If you’ve ever played Zoom Poker at Stars – or any of the other fast poker variants like Speed Poker (Titan), Fast Forward (Party Poker) or Fast Poker (Unibet) – you have probably noticed that these games are tough to beat. In fact, most people find that they’re far less profitable playing quicker poker variations than they are in regular cash games. This being said, it’s worth diving a little deeper into why Zoom Poker is tougher than normal cash play.

Tight is Right

Fast poker variants are much tighter than what many people are used to. One of the big reasons why is because players don’t have much information on opponents since they’re constantly being whisked away to new tables. So players tend to rely heavily on their cards/table position, rather than reads on opponents.

Because of the tighter play, high unsuited connectors like AK and KQ lose some value since you’ll be running up against big pocket pairs quite frequently. So anybody who’s keen on playing drawing hands will need to scale this back some in Zoom.

More Blinds

Another tough part about fast poker games is that you’ll be dealing with the blinds far more often. Action happens quicker in Zoom Poker, so the orbits come around more frequently.
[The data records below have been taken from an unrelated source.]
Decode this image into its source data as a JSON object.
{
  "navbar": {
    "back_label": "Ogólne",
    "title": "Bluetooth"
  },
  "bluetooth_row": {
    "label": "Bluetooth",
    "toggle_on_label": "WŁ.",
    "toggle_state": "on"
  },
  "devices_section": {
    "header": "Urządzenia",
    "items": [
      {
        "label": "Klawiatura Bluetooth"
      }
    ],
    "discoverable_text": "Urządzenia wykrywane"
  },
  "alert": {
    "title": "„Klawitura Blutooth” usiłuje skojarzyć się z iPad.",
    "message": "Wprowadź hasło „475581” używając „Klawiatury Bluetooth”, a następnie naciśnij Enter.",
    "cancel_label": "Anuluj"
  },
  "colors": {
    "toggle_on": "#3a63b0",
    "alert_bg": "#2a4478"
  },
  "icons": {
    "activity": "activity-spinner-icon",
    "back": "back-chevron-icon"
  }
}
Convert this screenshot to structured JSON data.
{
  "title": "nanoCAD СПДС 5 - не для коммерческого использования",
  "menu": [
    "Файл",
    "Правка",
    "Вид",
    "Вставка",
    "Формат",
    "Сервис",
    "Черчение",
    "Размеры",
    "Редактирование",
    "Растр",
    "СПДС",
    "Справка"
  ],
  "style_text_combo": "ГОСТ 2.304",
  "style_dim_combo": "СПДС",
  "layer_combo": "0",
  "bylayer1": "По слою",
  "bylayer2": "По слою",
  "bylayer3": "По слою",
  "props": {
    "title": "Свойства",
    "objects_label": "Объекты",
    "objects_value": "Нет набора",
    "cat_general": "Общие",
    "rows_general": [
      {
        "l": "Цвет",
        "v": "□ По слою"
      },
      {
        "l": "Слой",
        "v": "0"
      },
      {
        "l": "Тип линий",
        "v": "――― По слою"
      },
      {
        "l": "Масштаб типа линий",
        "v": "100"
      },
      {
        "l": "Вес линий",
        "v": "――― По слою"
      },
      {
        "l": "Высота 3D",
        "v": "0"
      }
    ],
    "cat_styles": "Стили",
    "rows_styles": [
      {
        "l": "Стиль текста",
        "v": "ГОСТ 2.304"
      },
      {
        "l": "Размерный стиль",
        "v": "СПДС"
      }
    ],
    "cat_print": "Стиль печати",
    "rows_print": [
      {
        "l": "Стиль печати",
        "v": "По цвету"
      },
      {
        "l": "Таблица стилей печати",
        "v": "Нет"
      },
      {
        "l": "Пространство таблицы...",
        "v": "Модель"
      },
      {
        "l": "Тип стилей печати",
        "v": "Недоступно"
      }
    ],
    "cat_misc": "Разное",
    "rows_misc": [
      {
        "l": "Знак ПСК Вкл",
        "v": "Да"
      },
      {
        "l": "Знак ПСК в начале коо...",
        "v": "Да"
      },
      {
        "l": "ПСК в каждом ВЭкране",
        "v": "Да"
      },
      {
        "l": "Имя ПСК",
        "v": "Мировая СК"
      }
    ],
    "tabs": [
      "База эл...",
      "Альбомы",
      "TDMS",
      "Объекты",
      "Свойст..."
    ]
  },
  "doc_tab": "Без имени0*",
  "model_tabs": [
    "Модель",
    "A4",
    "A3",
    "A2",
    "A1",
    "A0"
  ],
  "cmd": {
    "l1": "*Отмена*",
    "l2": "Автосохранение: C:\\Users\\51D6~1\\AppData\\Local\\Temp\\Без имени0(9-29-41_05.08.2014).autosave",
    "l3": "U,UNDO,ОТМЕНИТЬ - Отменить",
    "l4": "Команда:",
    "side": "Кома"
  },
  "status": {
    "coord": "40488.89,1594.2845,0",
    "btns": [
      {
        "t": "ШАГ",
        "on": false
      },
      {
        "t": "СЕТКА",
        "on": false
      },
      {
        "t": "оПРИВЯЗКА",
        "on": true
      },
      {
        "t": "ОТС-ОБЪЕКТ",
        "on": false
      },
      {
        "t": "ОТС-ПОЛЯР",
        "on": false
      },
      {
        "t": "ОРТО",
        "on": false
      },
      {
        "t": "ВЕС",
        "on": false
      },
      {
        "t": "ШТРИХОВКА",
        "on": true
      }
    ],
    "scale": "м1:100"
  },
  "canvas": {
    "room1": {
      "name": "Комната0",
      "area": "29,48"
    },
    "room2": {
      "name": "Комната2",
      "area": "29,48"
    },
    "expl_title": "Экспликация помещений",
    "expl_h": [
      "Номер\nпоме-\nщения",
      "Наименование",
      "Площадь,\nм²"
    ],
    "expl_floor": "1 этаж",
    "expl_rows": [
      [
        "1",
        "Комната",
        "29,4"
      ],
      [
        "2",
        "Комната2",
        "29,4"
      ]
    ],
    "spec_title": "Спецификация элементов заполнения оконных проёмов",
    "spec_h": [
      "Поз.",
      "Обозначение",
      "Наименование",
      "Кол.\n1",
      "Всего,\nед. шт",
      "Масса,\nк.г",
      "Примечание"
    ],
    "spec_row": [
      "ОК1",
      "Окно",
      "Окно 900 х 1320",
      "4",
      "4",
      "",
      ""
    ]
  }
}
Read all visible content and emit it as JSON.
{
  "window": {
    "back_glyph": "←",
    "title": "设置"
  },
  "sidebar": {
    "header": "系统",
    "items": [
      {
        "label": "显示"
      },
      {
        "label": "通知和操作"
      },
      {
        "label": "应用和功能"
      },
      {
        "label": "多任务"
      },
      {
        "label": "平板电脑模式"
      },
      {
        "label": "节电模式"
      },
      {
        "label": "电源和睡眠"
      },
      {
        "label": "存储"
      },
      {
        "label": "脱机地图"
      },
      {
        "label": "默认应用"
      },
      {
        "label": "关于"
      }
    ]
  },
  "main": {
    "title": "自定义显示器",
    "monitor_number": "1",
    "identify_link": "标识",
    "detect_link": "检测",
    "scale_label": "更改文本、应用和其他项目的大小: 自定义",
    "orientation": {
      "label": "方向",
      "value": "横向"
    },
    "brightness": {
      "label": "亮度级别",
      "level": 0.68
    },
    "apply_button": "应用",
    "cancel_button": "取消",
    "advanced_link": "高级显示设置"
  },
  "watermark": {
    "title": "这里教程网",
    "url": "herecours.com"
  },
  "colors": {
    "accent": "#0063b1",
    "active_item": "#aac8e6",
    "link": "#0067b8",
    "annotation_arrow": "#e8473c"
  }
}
Now this might not be such a big deal if you’re a skilled player who commonly makes profits. However, if you’re somebody who’s still learning the intricacies of poker, the increased blinds rate just compounds problems. Taking this into account, we highly suggest that you do your training elsewhere and save fast poker games for more experienced grinders.

Bigger Swings

One more point worth mentioning about the difficulty of Zoom Poker is that big swings occur more often. Again, these games move faster and so your up and downswings are amplified. Of course, anybody who’s used to multi-tabling will probably feel more comfortable with the wild swings.

All in all, fast cash game variants can be fun to play since you’re always getting action and never sitting around. But do be aware that Zoom and similar games seem quite tough in the beginning.

PokerStars looking to monopolize Speed Poker

Friday, October 12th, 2012

Over the past few months, the speed poker genre has really heated up with a number of sites launching their own fast variant. In fact, this trend inspired us to write tips about playing faster poker games a few weeks ago.

Getting to the point, it now looks as if PokerStars is fighting to make sure they’re the only site where you can enjoy speed poker. This version of the game – which sees players whisked away to another table when their action in a hand is completed – was first introduced by Full Tilt when they rolled out Rush Poker. However, their demise from April to June of 2011 left the door wide open for other competitors to copy Rush.

PokerStars was actually the first room to mimic the idea after rolling out Zoom Poker. This highly-successful speed poker variant eventually drew the ire of former Full Tilt management, which attempted to patent their invention despite an inability to run games (license was taken away). Stars of course argued that fast poker wasn’t something which could actually be patented.

It’s funny how things come around because now it’s Stars which is trying to patent the genre since they purchased Full Tilt from the US DOJ. More specifically, they want Relax Gaming (Fast Poker), Microgaming (Blaze Poker), Party Poker (FastForward) and Titan Poker (Speed Hold’em) to cease their speed operations.

Of course, this all seems a bit hypocritical since it wasn’t too long ago when Stars was stealing the concept. Instadeal Network CEO Per Hildebrand spoke about this when he said, “The funny part is that their lawyers once must have concluded that the product is not patent-able. They launched Zoom and now want to argue it is.”

Obviously Hildebrand has a point here since he and other companies are merely doing exactly what PokerStars did. Of course, these things still have a funny way of playing out in court.